Concernant la séropositivité VIH, mentionnons deux études quelque peu contradictoires. L’une,[11] étudiant l’évolution du nombre de lymphocytes T4 chez les séropositifs en fonction de leurs perturbations psychoémotionnelles, établit que les séropositifs déprimés ont une chute additionnelle de T4 de 3% par an par rapport aux séropositifs non déprimés ; ce qui paraît bien faible et fait s’interroger sur la qualité de l’outil de mesure des perturbations psycho-émotionnelles. Une autre étude, destinée à préciser le rôle de l’annonce de la séropositivité sur le bilan biologique,[8] établit, grâce à un suivi journalier, une détérioration initiale rapide fortement corrélée aux b-endorphines.
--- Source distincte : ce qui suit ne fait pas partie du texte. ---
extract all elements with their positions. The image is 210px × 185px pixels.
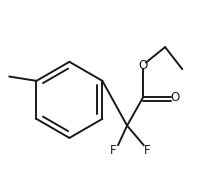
Text: F: F	[110, 144, 117, 157]
Text: O: O	[170, 91, 180, 104]
Text: F: F	[143, 144, 150, 157]
Text: O: O	[138, 59, 148, 72]
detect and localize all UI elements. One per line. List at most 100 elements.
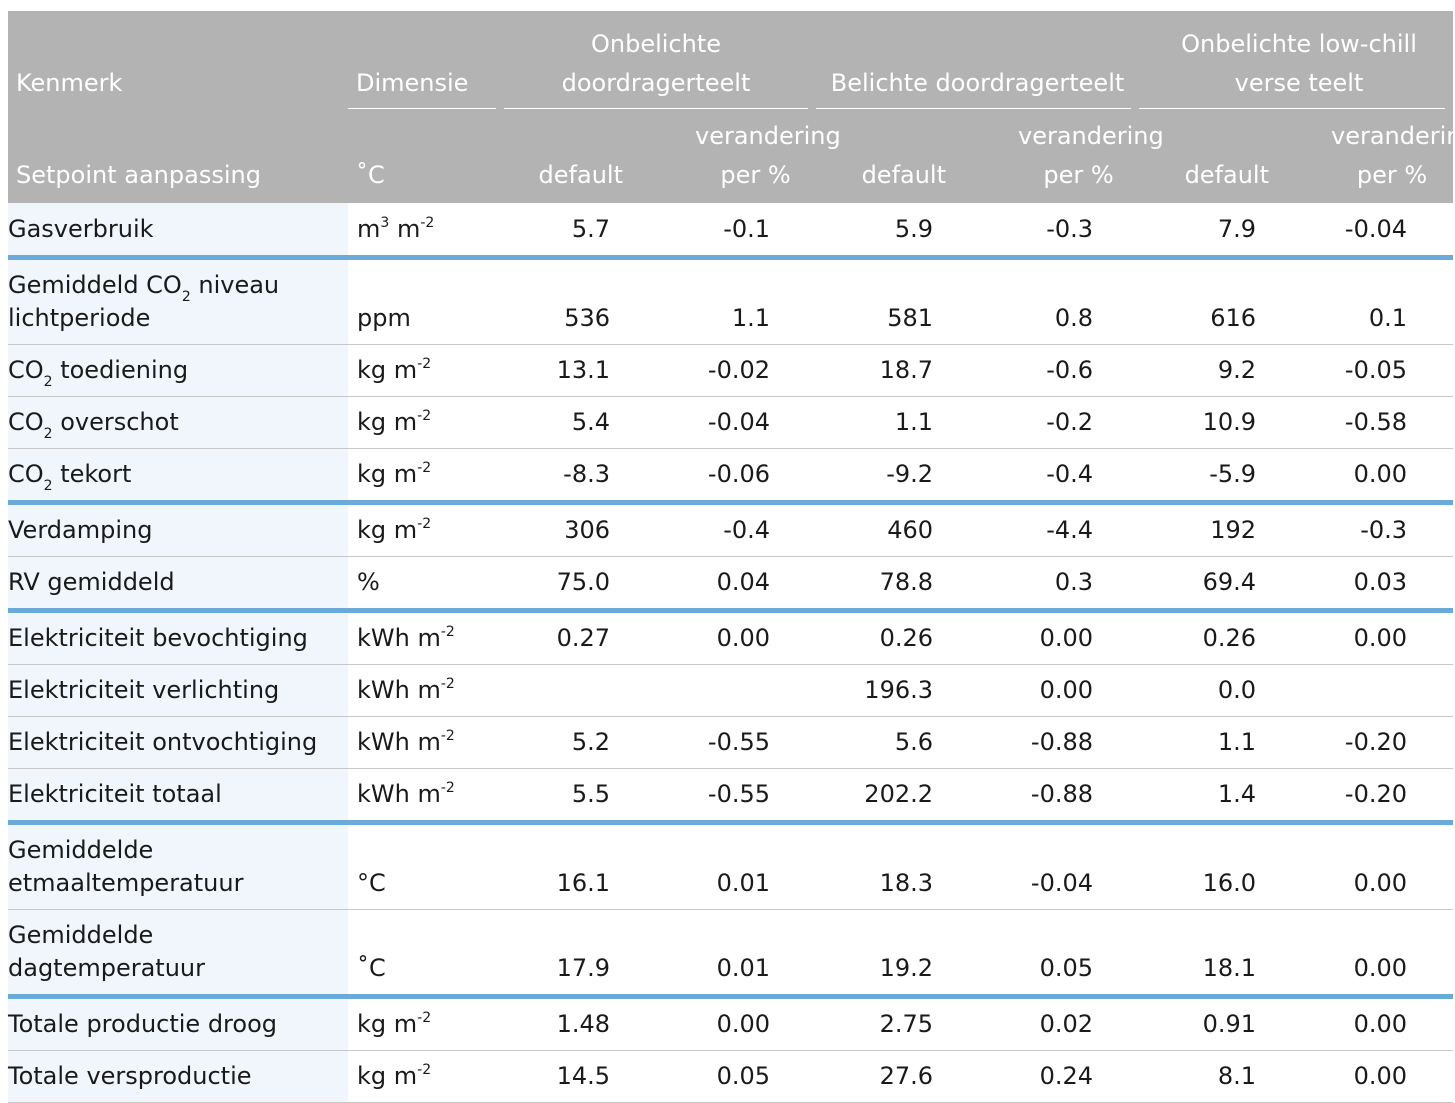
row-label: CO2 overschot bbox=[8, 396, 348, 449]
row-label: Gemiddelde dagtemperatuur bbox=[8, 909, 348, 999]
cell-change-3: 0.00 bbox=[1301, 610, 1454, 665]
cell-default-3: 7.9 bbox=[1139, 203, 1302, 260]
cell-change-2: -0.2 bbox=[978, 396, 1140, 449]
row-label: Verdamping bbox=[8, 502, 348, 557]
header-group-low-chill-verse-teelt: Onbelichte low-chill verse teelt bbox=[1139, 11, 1454, 109]
cell-default-3: 1.4 bbox=[1139, 768, 1302, 825]
cell-default-1: 5.7 bbox=[504, 203, 655, 260]
cell-change-3: 0.00 bbox=[1301, 996, 1454, 1051]
table-row: Elektriciteit totaal kWh m-2 5.5 -0.55 202.2… bbox=[8, 768, 1454, 825]
row-label: Elektriciteit bevochtiging bbox=[8, 610, 348, 665]
cell-change-3 bbox=[1301, 664, 1454, 717]
cell-change-1: -0.02 bbox=[655, 344, 817, 397]
header-change-2: verandering per % bbox=[978, 109, 1164, 203]
cell-change-1: 0.00 bbox=[655, 996, 817, 1051]
table-row: Totale productie droog kg m-2 1.48 0.00 2.75… bbox=[8, 996, 1454, 1051]
row-unit: % bbox=[348, 556, 504, 613]
table-row: Gasverbruik m3 m-2 5.7 -0.1 5.9 -0.3 7.9 -0.04 bbox=[8, 203, 1454, 260]
row-label: CO2 tekort bbox=[8, 448, 348, 505]
table-row: Gemiddelde etmaaltemperatuur °C 16.1 0.01 18… bbox=[8, 822, 1454, 910]
cell-change-1: 1.1 bbox=[655, 257, 817, 345]
row-unit: kg m-2 bbox=[348, 996, 504, 1051]
row-label: Elektriciteit totaal bbox=[8, 768, 348, 825]
row-label: Gasverbruik bbox=[8, 203, 348, 260]
cell-change-1: 0.00 bbox=[655, 610, 817, 665]
table-row: Verdamping kg m-2 306 -0.4 460 -4.4 192 -0.3 bbox=[8, 502, 1454, 557]
header-setpoint: Setpoint aanpassing bbox=[8, 109, 348, 203]
cell-change-3: -0.04 bbox=[1301, 203, 1454, 260]
row-label: CO2 toediening bbox=[8, 344, 348, 397]
cell-change-1: -0.4 bbox=[655, 502, 817, 557]
table-body: Gasverbruik m3 m-2 5.7 -0.1 5.9 -0.3 7.9 -0.04 G… bbox=[8, 203, 1454, 1103]
cell-default-1: 0.27 bbox=[504, 610, 655, 665]
row-unit: kg m-2 bbox=[348, 448, 504, 505]
row-unit: kg m-2 bbox=[348, 1050, 504, 1103]
cell-default-2: 460 bbox=[816, 502, 979, 557]
table-row: Elektriciteit bevochtiging kWh m-2 0.27 0.0… bbox=[8, 610, 1454, 665]
table-row: Gemiddelde dagtemperatuur ˚C 17.9 0.01 19.2 0… bbox=[8, 909, 1454, 999]
cell-default-1: -8.3 bbox=[504, 448, 655, 505]
row-unit: kWh m-2 bbox=[348, 664, 504, 717]
header-default-1: default bbox=[504, 109, 655, 203]
cell-change-2: 0.05 bbox=[978, 909, 1140, 999]
cell-default-2: 202.2 bbox=[816, 768, 979, 825]
cell-default-3: 16.0 bbox=[1139, 822, 1302, 910]
header-group-belichte-doordragerteelt: Belichte doordragerteelt bbox=[816, 11, 1140, 109]
header-default-3: default bbox=[1139, 109, 1302, 203]
cell-change-3: -0.58 bbox=[1301, 396, 1454, 449]
cell-change-3: 0.03 bbox=[1301, 556, 1454, 613]
cell-change-1: -0.06 bbox=[655, 448, 817, 505]
row-unit: °C bbox=[348, 822, 504, 910]
cell-change-2: -0.3 bbox=[978, 203, 1140, 260]
cell-change-2: 0.00 bbox=[978, 664, 1140, 717]
cell-default-3: 9.2 bbox=[1139, 344, 1302, 397]
row-label: Gemiddelde etmaaltemperatuur bbox=[8, 822, 348, 910]
row-label: Totale versproductie bbox=[8, 1050, 348, 1103]
cell-change-1: -0.55 bbox=[655, 716, 817, 769]
row-unit: kg m-2 bbox=[348, 344, 504, 397]
cell-default-2: 5.6 bbox=[816, 716, 979, 769]
cell-default-3: 192 bbox=[1139, 502, 1302, 557]
header-row-groups: Kenmerk Dimensie Onbelichte doordragerte… bbox=[8, 11, 1454, 109]
row-unit: ppm bbox=[348, 257, 504, 345]
cell-default-1: 1.48 bbox=[504, 996, 655, 1051]
cell-default-2: 27.6 bbox=[816, 1050, 979, 1103]
results-table: Kenmerk Dimensie Onbelichte doordragerte… bbox=[8, 11, 1455, 1103]
cell-default-3: 616 bbox=[1139, 257, 1302, 345]
cell-default-1: 17.9 bbox=[504, 909, 655, 999]
cell-change-2: -4.4 bbox=[978, 502, 1140, 557]
header-default-2: default bbox=[816, 109, 979, 203]
cell-default-1: 75.0 bbox=[504, 556, 655, 613]
cell-default-1: 5.4 bbox=[504, 396, 655, 449]
cell-default-2: 1.1 bbox=[816, 396, 979, 449]
table-row: RV gemiddeld% 75.0 0.04 78.8 0.3 69.4 0.03 bbox=[8, 556, 1454, 613]
cell-default-1: 14.5 bbox=[504, 1050, 655, 1103]
cell-default-2: 581 bbox=[816, 257, 979, 345]
cell-default-2: 18.7 bbox=[816, 344, 979, 397]
table-row: Gemiddeld CO2 niveau lichtperiode ppm 536 1… bbox=[8, 257, 1454, 345]
row-unit: m3 m-2 bbox=[348, 203, 504, 260]
cell-default-1: 5.5 bbox=[504, 768, 655, 825]
cell-change-3: -0.20 bbox=[1301, 768, 1454, 825]
table-row: Totale versproductie kg m-2 14.5 0.05 27.6 0.… bbox=[8, 1050, 1454, 1103]
table-row: Elektriciteit verlichting kWh m-2 196.3 0.0… bbox=[8, 664, 1454, 717]
cell-default-3: 0.26 bbox=[1139, 610, 1302, 665]
cell-default-1: 5.2 bbox=[504, 716, 655, 769]
cell-change-1: 0.04 bbox=[655, 556, 817, 613]
cell-change-1: 0.01 bbox=[655, 909, 817, 999]
cell-default-1: 16.1 bbox=[504, 822, 655, 910]
header-change-1: verandering per % bbox=[655, 109, 841, 203]
table-row: CO2 toediening kg m-2 13.1 -0.02 18.7 -0.6 9.2… bbox=[8, 344, 1454, 397]
cell-change-2: -0.88 bbox=[978, 768, 1140, 825]
cell-default-1: 536 bbox=[504, 257, 655, 345]
cell-change-3: -0.05 bbox=[1301, 344, 1454, 397]
cell-default-3: 1.1 bbox=[1139, 716, 1302, 769]
cell-default-2: 78.8 bbox=[816, 556, 979, 613]
cell-default-3: 8.1 bbox=[1139, 1050, 1302, 1103]
header-group-onbelichte-doordragerteelt: Onbelichte doordragerteelt bbox=[504, 11, 817, 109]
header-dimensie: Dimensie bbox=[348, 11, 504, 109]
cell-default-2: 19.2 bbox=[816, 909, 979, 999]
cell-change-3: 0.00 bbox=[1301, 822, 1454, 910]
cell-change-1: -0.1 bbox=[655, 203, 817, 260]
cell-change-3: 0.00 bbox=[1301, 1050, 1454, 1103]
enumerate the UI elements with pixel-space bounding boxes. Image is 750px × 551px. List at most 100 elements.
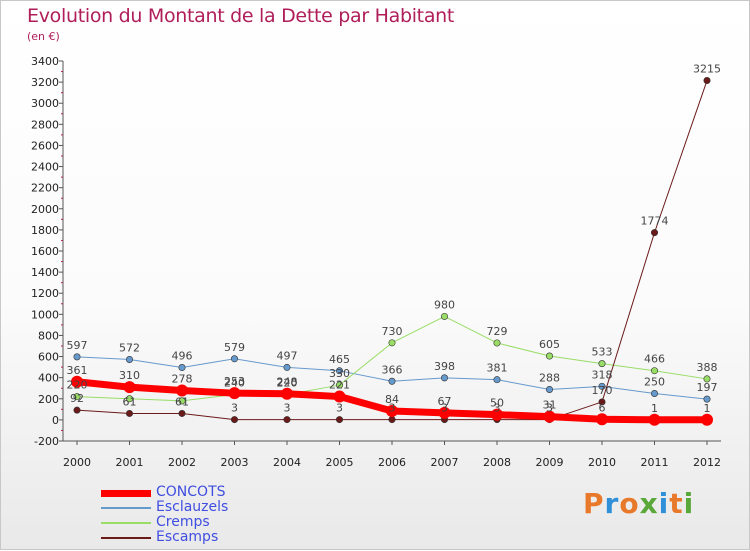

Le rôle bénéfique des b-endorphines dans le cas du VIH semble pouvoir être étayé d’une part par l’efficacité subjective qu’attribuent les pratiquants des médecines alternatives (80% des séropositifs y ont recours au-delà de cinq ans de séropositivité)[12] aux voies thérapeutiques non médicamenteuses (spirituelles ou corporelles) : guérison spirituelle, visualisation positive, hypnose, relaxation, yoga, massages, acupuncture, etc.[12, 13], et, d’autre part, par l’efficacité objective établie pour certaines de ces techniques d’acupuncture,[14, 15] par la relaxation contrôlée, [16] pour augmenter le taux d’endorphines et stimuler l’immunité.

L’ensemble des éléments, présentés dans cet article de manière schématique et sous forme vulgarisée, est bien sûr insuffisant pour établir de manière irréfutable le rôle majeur joué par le stress, associé à la séropositivité, dans le développement du Sida. En revanche, ils devraient être suffisants pour inciter à faire de cette voie de recherche une voie prioritaire. Une telle approche holistique, qui implique la prise en compte non seulement de la dimension psycho-émotionnelle de l’individu, mais aussi de sa dimension spirituelle, se trouve malheureusement en porte-à-faux avec la conception matérialiste athée de la maladie, que même les chercheurs croyants ont adoptée.

Drs. J. Avicenne

 

1.      C. Burgesser et al., Prog. Neuropsychopharmacol. 1993, 17, 927-937.

2.      B. S. Mc Ewen et al., Archives of internal Medicine, 1993, 153, 2093-2101.

3.      M. F. La Via et al., Recenti progessi in Medicina, 1991, 82, 637-641.

4.      Neuro-endocrinology : New frontiers. D. Gupta, H. A. Wollmann, M. B. Rank Ed., Brain Research Promotion, Tübingen, 1990.

5.      A. Conti et al., Acta med. rom. 1991, 29, 19-28.

6.      W. Pequegnat et al., Prog. Neuropsychopharmacol. & Biol. Psychiat. 1992, 16, 145-170.

7.      G. Gatti et al., Brain Behavior and Immunity 1993, 7, 16-28.

8.      T. O. Kwasa et al., East African Medical Journal, 1993, 70, 43-45.

9.      T. P. Gordon et al., Physiology & Behavior 1992, 51, 467-472.

10.    D. Dekaris et al., JAMA 1993, 270, 595-599.

11.    S. Perry et al., JAMA 1993, 270, 2609-2610.

12.    W. Anderson et al., AIDS, 1993, 7, 561-564.

13.    S. E. Barton et al., BHJ, 1989, 298, 1519-1520.

14.    M. Nirmalan et al., Ceylon Medical Journal, 1992, 37, 120-122.

15.    H.G. Kho, European Journal of Anæsthesiology, 1993, 10, 197-208.

16.    A. Mc Grady et al., Journal of Behaviorial Medicine 1992, 15, 343-354.